Alondra, la gata de Alana, tenía un don especial: sabía localizar y curar los dolores de su ama. Cuando sufría de cefaleas, la felina se trepaba a su cabeza y permanecía allí durante horas. Si se sentía mal del estómago, Alondra subía a su abdomen y le amasaba suavemente con sus patitas.

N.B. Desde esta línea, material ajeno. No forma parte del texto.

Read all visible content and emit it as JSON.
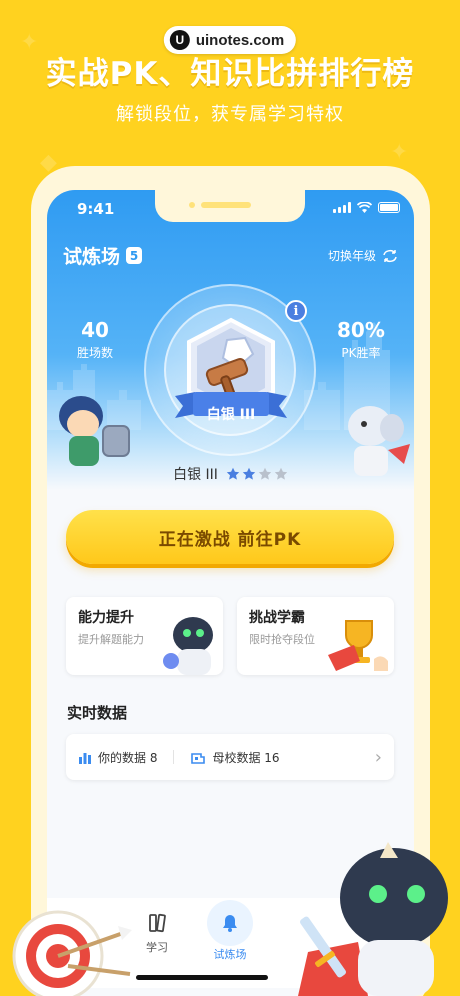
{
  "watermark": {
    "icon": "u-logo-icon",
    "text": "uinotes.com"
  },
  "promo": {
    "headline": "实战PK、知识比拼排行榜",
    "subline": "解锁段位，获专属学习特权"
  },
  "status_bar": {
    "time": "9:41"
  },
  "header": {
    "title": "试炼场",
    "level_badge": "5",
    "switch_grade_label": "切换年级"
  },
  "stats": {
    "wins_value": "40",
    "wins_label": "胜场数",
    "pk_rate_value": "80%",
    "pk_rate_label": "PK胜率"
  },
  "rank": {
    "ribbon_text": "白银 III",
    "name": "白银 III",
    "stars_filled": 2,
    "stars_total": 4,
    "emblem_icon": "silver-hammer-emblem-icon"
  },
  "cta": {
    "label": "正在激战 前往PK"
  },
  "cards": [
    {
      "title": "能力提升",
      "subtitle": "提升解题能力",
      "icon": "robot-mascot-icon"
    },
    {
      "title": "挑战学霸",
      "subtitle": "限时抢夺段位",
      "icon": "trophy-icon"
    }
  ],
  "realtime": {
    "section_title": "实时数据",
    "my_data": "你的数据 8",
    "school_data": "母校数据 16"
  },
  "tabbar": {
    "tabs": [
      {
        "label": "学习",
        "icon": "book-icon",
        "active": false
      },
      {
        "label": "试炼场",
        "icon": "bell-icon",
        "active": true
      }
    ]
  },
  "colors": {
    "background": "#FFD21F",
    "hero_blue": "#2F9BF2",
    "cta_yellow": "#FFC81A",
    "star_blue": "#4A7FE0",
    "star_gray": "#B9C1CC"
  }
}
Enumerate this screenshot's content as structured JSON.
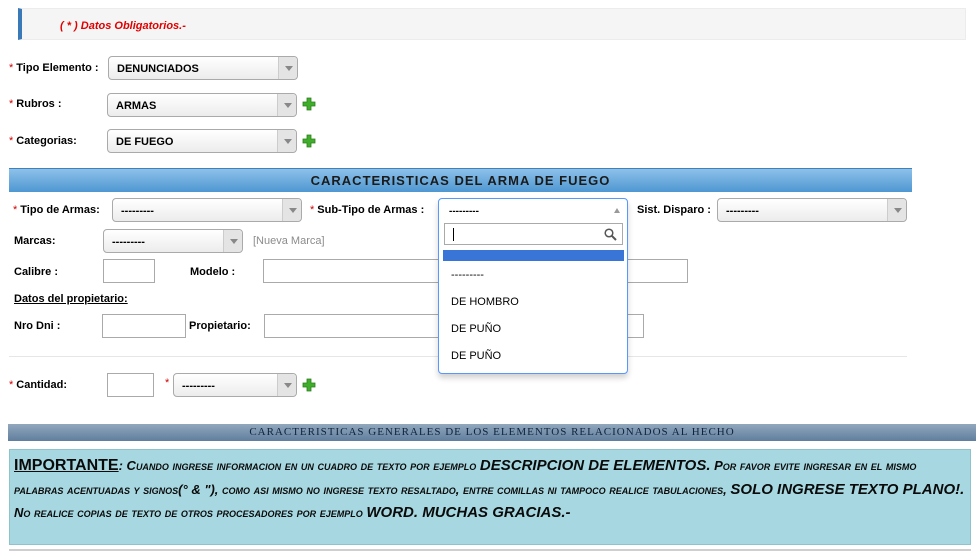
{
  "notice": "( * ) Datos Obligatorios.-",
  "required_mark": "*",
  "form": {
    "tipo_elemento": {
      "label": "Tipo Elemento :",
      "value": "DENUNCIADOS"
    },
    "rubros": {
      "label": "Rubros :",
      "value": "ARMAS"
    },
    "categorias": {
      "label": "Categorias:",
      "value": "DE FUEGO"
    }
  },
  "section_title": "CARACTERISTICAS DEL ARMA DE FUEGO",
  "arma": {
    "tipo_armas": {
      "label": "Tipo de Armas:",
      "value": "---------"
    },
    "subtipo": {
      "label": "Sub-Tipo de Armas :",
      "value": "---------"
    },
    "sist_disparo": {
      "label": "Sist. Disparo :",
      "value": "---------"
    },
    "marcas": {
      "label": "Marcas:",
      "value": "---------",
      "link": "[Nueva Marca]"
    },
    "calibre_label": "Calibre :",
    "modelo_label": "Modelo :",
    "propietario_heading": "Datos del propietario:",
    "nro_dni_label": "Nro Dni :",
    "propietario_label": "Propietario:"
  },
  "dropdown": {
    "search_value": "",
    "options": [
      "---------",
      "DE HOMBRO",
      "DE PUÑO",
      "DE PUÑO"
    ]
  },
  "cantidad": {
    "label": "Cantidad:",
    "unit_value": "---------"
  },
  "general_title": "CARACTERISTICAS GENERALES DE LOS ELEMENTOS RELACIONADOS AL HECHO",
  "important": {
    "heading": "IMPORTANTE",
    "colon": ":",
    "p1": " Cuando ingrese informacion en un cuadro de texto por ejemplo ",
    "b1": "DESCRIPCION DE ELEMENTOS.",
    "p2": " Por favor evite ingresar en el mismo palabras acentuadas y signos(° & \"), como asi mismo no ingrese texto resaltado, entre comillas ni tampoco realice tabulaciones, ",
    "b2": "SOLO INGRESE TEXTO PLANO!.",
    "p3": " No realice copias de texto de otros procesadores por ejemplo ",
    "b3": "WORD. MUCHAS GRACIAS.-"
  },
  "colors": {
    "accent": "#4e97d1",
    "required": "#d00000",
    "important_bg": "#a7d8e1",
    "plus_icon": "#3fae2a"
  }
}
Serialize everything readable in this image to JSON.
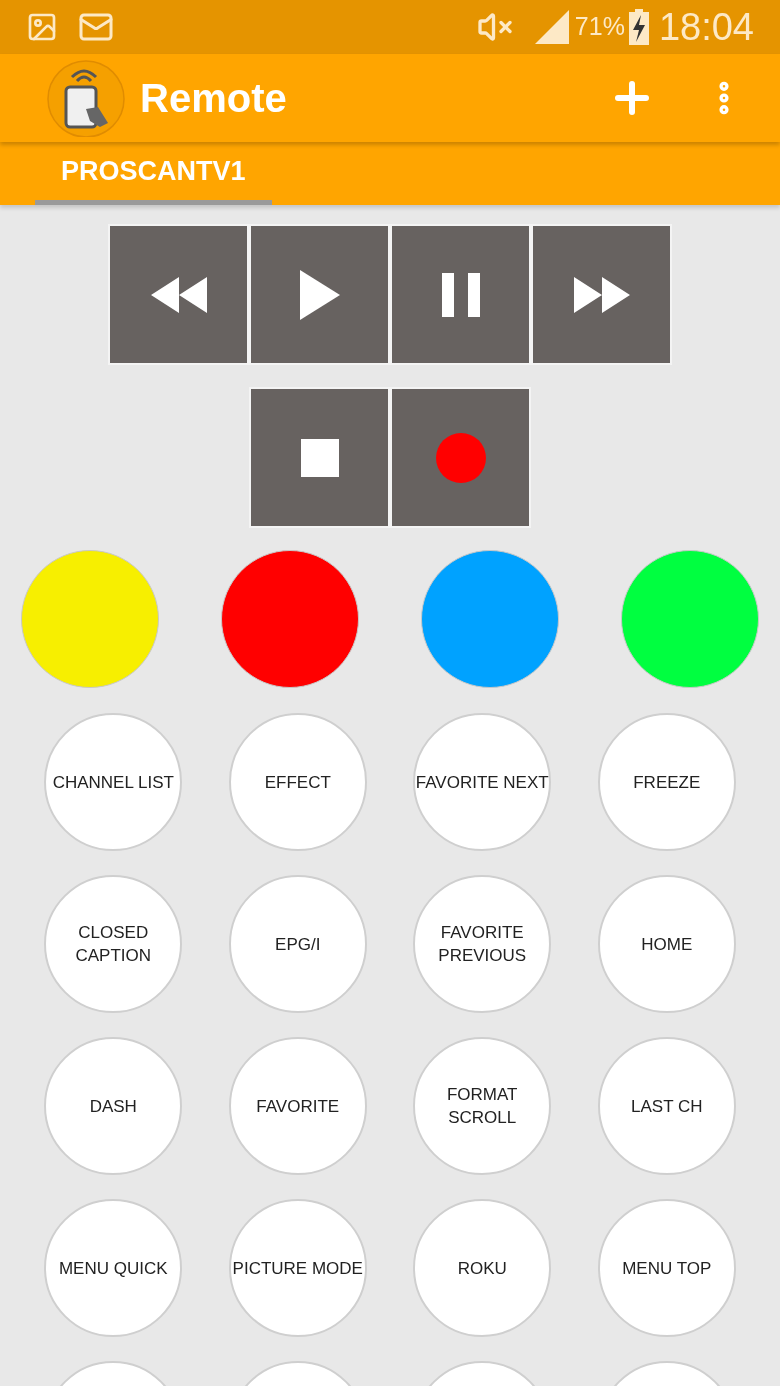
{
  "status_bar": {
    "battery": "71%",
    "time": "18:04"
  },
  "app_bar": {
    "title": "Remote"
  },
  "tabs": [
    {
      "label": "PROSCANTV1",
      "selected": true
    }
  ],
  "media_buttons": [
    {
      "kind": "rewind"
    },
    {
      "kind": "play"
    },
    {
      "kind": "pause"
    },
    {
      "kind": "fast_forward"
    }
  ],
  "media_buttons_row2": [
    {
      "kind": "stop"
    },
    {
      "kind": "record"
    }
  ],
  "color_buttons": [
    {
      "color": "#f7ef00"
    },
    {
      "color": "#ff0000"
    },
    {
      "color": "#00a2ff"
    },
    {
      "color": "#00ff40"
    }
  ],
  "buttons": [
    {
      "kind": "label",
      "label": "CHANNEL LIST"
    },
    {
      "kind": "label",
      "label": "EFFECT"
    },
    {
      "kind": "label",
      "label": "FAVORITE NEXT"
    },
    {
      "kind": "label",
      "label": "FREEZE"
    },
    {
      "kind": "label",
      "label": "CLOSED\nCAPTION"
    },
    {
      "kind": "label",
      "label": "EPG/I"
    },
    {
      "kind": "label",
      "label": "FAVORITE\nPREVIOUS"
    },
    {
      "kind": "label",
      "label": "HOME"
    },
    {
      "kind": "label",
      "label": "DASH"
    },
    {
      "kind": "label",
      "label": "FAVORITE"
    },
    {
      "kind": "label",
      "label": "FORMAT\nSCROLL"
    },
    {
      "kind": "label",
      "label": "LAST CH"
    },
    {
      "kind": "label",
      "label": "MENU QUICK"
    },
    {
      "kind": "label",
      "label": "PICTURE MODE"
    },
    {
      "kind": "label",
      "label": "ROKU"
    },
    {
      "kind": "label",
      "label": "MENU TOP"
    },
    {
      "kind": "cut"
    },
    {
      "kind": "cut"
    },
    {
      "kind": "cut"
    },
    {
      "kind": "cut"
    }
  ]
}
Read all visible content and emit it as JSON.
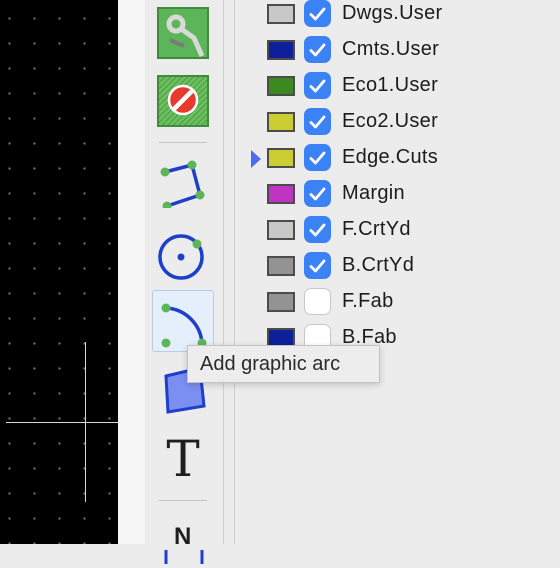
{
  "tooltip": "Add graphic arc",
  "toolbar": {
    "tools": [
      {
        "name": "local-ratsnest-tool",
        "icon": "ratsnest-icon"
      },
      {
        "name": "keepout-area-tool",
        "icon": "no-entry-icon"
      },
      {
        "name": "add-graphic-line-tool",
        "icon": "polyline-icon"
      },
      {
        "name": "add-graphic-circle-tool",
        "icon": "circle-icon"
      },
      {
        "name": "add-graphic-arc-tool",
        "icon": "arc-icon",
        "active": true
      },
      {
        "name": "add-graphic-polygon-tool",
        "icon": "polygon-icon"
      },
      {
        "name": "add-text-tool",
        "icon": "text-icon",
        "glyph": "T"
      },
      {
        "name": "add-dimension-tool",
        "icon": "dimension-icon",
        "glyph": "N"
      }
    ]
  },
  "layers": [
    {
      "name": "Dwgs.User",
      "color": "#c8c8c8",
      "visible": true,
      "current": false
    },
    {
      "name": "Cmts.User",
      "color": "#0e1f99",
      "visible": true,
      "current": false
    },
    {
      "name": "Eco1.User",
      "color": "#3a8a1f",
      "visible": true,
      "current": false
    },
    {
      "name": "Eco2.User",
      "color": "#cccc33",
      "visible": true,
      "current": false
    },
    {
      "name": "Edge.Cuts",
      "color": "#cccc33",
      "visible": true,
      "current": true
    },
    {
      "name": "Margin",
      "color": "#c034c4",
      "visible": true,
      "current": false
    },
    {
      "name": "F.CrtYd",
      "color": "#c8c8c8",
      "visible": true,
      "current": false
    },
    {
      "name": "B.CrtYd",
      "color": "#939393",
      "visible": true,
      "current": false
    },
    {
      "name": "F.Fab",
      "color": "#939393",
      "visible": false,
      "current": false
    },
    {
      "name": "B.Fab",
      "color": "#0e1f99",
      "visible": false,
      "current": false
    }
  ]
}
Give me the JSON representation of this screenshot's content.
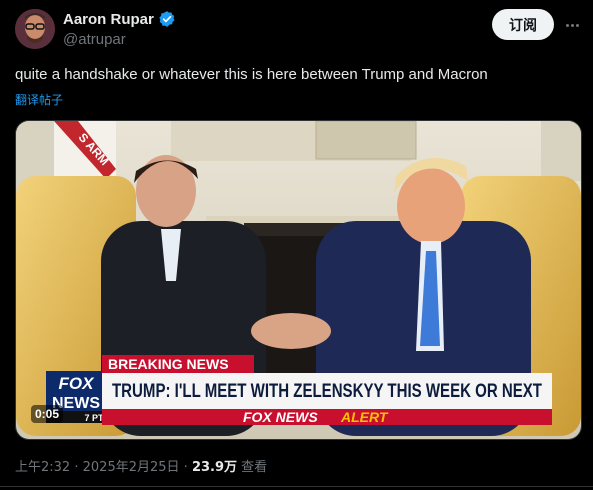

Alana era casada, pero su esposo vivía en otra ciudad. Trataban de mantenerse en contacto tanto como podían, aunque ella extrañaba las caricias y la cercanía de la convivencia. No se veían en persona durante meses, y él se había vuelto cada vez más cortante en sus palabras. Una tarde, él la llamó.
—Amor, ¿crees que debamos seguir separados? Te extraño —dijo ella, con voz suave.
—Lo importante es que nos queremos —le respondió—. Esta oportunidad laboral no la tendré allá.
—¿Pero tú me sigues amando?
—Profundamente, mi cielo.
Después de una hora, él tuvo que colgar, y la videollamada terminó. Alana sintió alivio con la confirmación de sus sentimientos y sonrió. Alondra, que la observaba con sus profundos ojos verdes, se acercó con sigilo y, tras un momento, se le acostó en el corazón.